Een partij die het niet eens is met deze uitspraak voor zover deze gaat over het beroep, kan een hogerberoepschrift sturen naar de Afdeling bestuursrechtspraak van de Raad van State waarin wordt uitgelegd waarom deze partij het niet eens is met deze uitspraak voor zover deze gaat over het beroep. Het hogerberoepschrift moet worden ingediend binnen zes weken na de dag waarop deze uitspraak is verzonden. Kan de indiener de behandeling van het hoger beroep niet afwachten, omdat de zaak spoed heeft, dan kan de indiener de voorzieningenrechter van de Afdeling bestuursrechtspraak van de Raad van State vragen om een voorlopige voorziening (een tijdelijke maatregel) te treffen.

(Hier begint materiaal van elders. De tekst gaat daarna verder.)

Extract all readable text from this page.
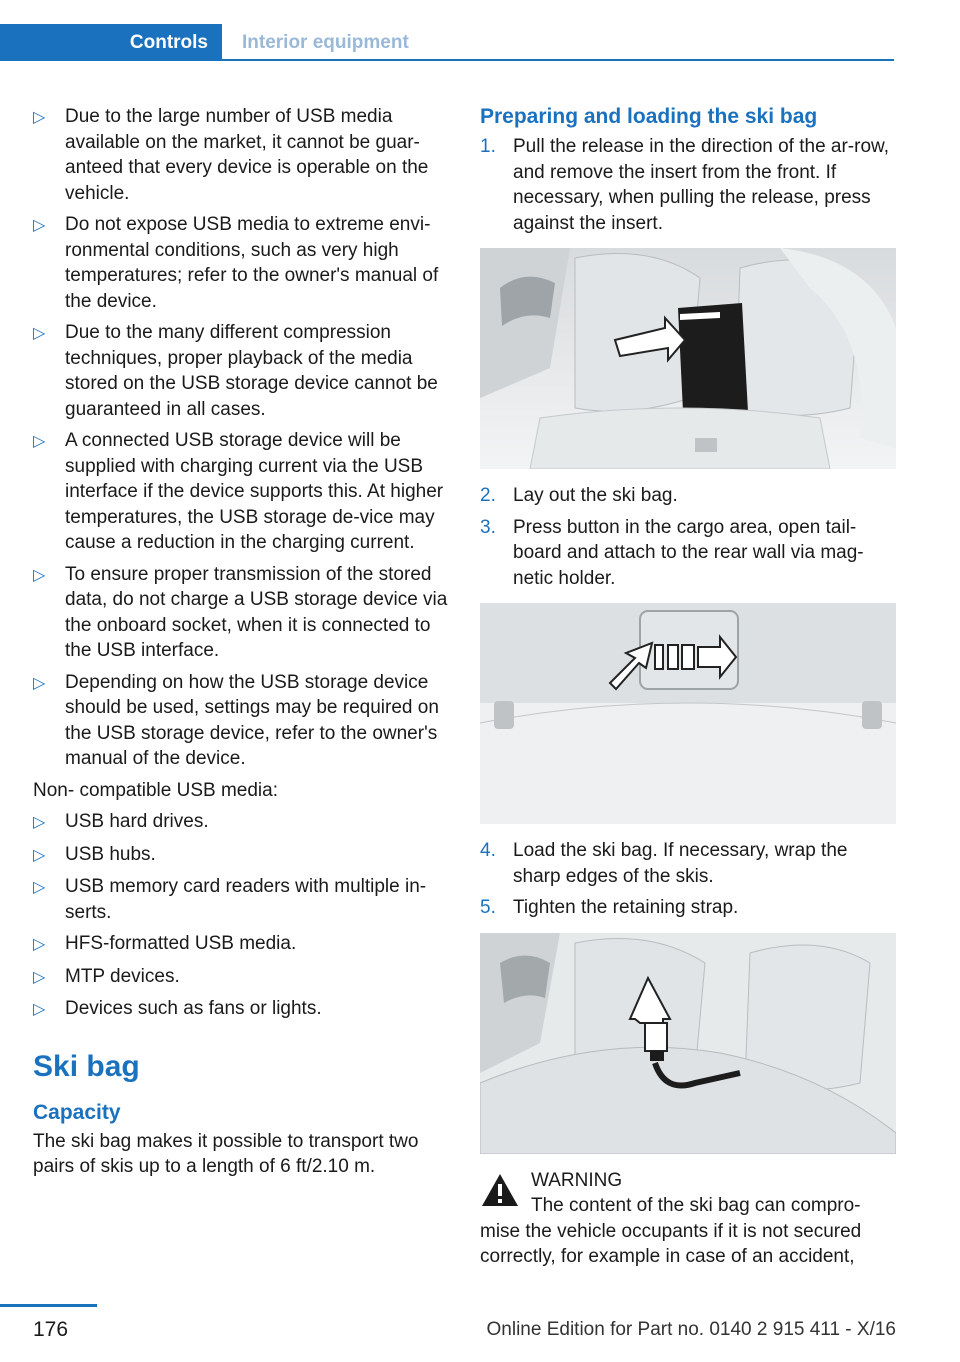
Controls	Interior equipment
▷	Due to the large number of USB media available on the market, it cannot be guar‐anteed that every device is operable on the vehicle.
▷	Do not expose USB media to extreme envi‐ronmental conditions, such as very high temperatures; refer to the owner's manual of the device.
▷	Due to the many different compression techniques, proper playback of the media stored on the USB storage device cannot be guaranteed in all cases.
▷	A connected USB storage device will be supplied with charging current via the USB interface if the device supports this. At higher temperatures, the USB storage de‐vice may cause a reduction in the charging current.
▷	To ensure proper transmission of the stored data, do not charge a USB storage device via the onboard socket, when it is connected to the USB interface.
▷	Depending on how the USB storage device should be used, settings may be required on the USB storage device, refer to the owner's manual of the device.
Non- compatible USB media:
▷	USB hard drives.
▷	USB hubs.
▷	USB memory card readers with multiple in‐serts.
▷	HFS-formatted USB media.
▷	MTP devices.
▷	Devices such as fans or lights.
Ski bag
Capacity
The ski bag makes it possible to transport two pairs of skis up to a length of 6 ft/2.10 m.
Preparing and loading the ski bag
1. Pull the release in the direction of the ar‐row, and remove the insert from the front. If necessary, when pulling the release, press against the insert.
2. Lay out the ski bag.
3. Press button in the cargo area, open tail‐board and attach to the rear wall via mag‐netic holder.
4. Load the ski bag. If necessary, wrap the sharp edges of the skis.
5. Tighten the retaining strap.
WARNING
The content of the ski bag can compro‐mise the vehicle occupants if it is not secured correctly, for example in case of an accident,
176	Online Edition for Part no. 0140 2 915 411 - X/16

Tegen deze uitspraak voor zover deze gaat over de voorlopige voorziening staat geen hoger beroep open.

Voetnoten

1.Artikel 8:86 van de Algemene wet bestuursrecht (Awb) maakt dat mogelijk.
2.De oorspronkelijke aanvraag zag op het kappen van 86 bomen, maar omdat 1 boom behouden blijft, is het aantal bijgesteld naar 85.
3.Bereikbaarheid, Leefbaarheid, Veiligheid en Communicatie.
4.Wet algemene bepalingen omgevingsrecht.
5.Als bedoeld in artikel 2.2., eerste lid, onder g, van de Wabo.
6.“standaard bomen”, met een stamomtrek tussen de 18 en 20 centimeter gemeten op 1 meter hoogte.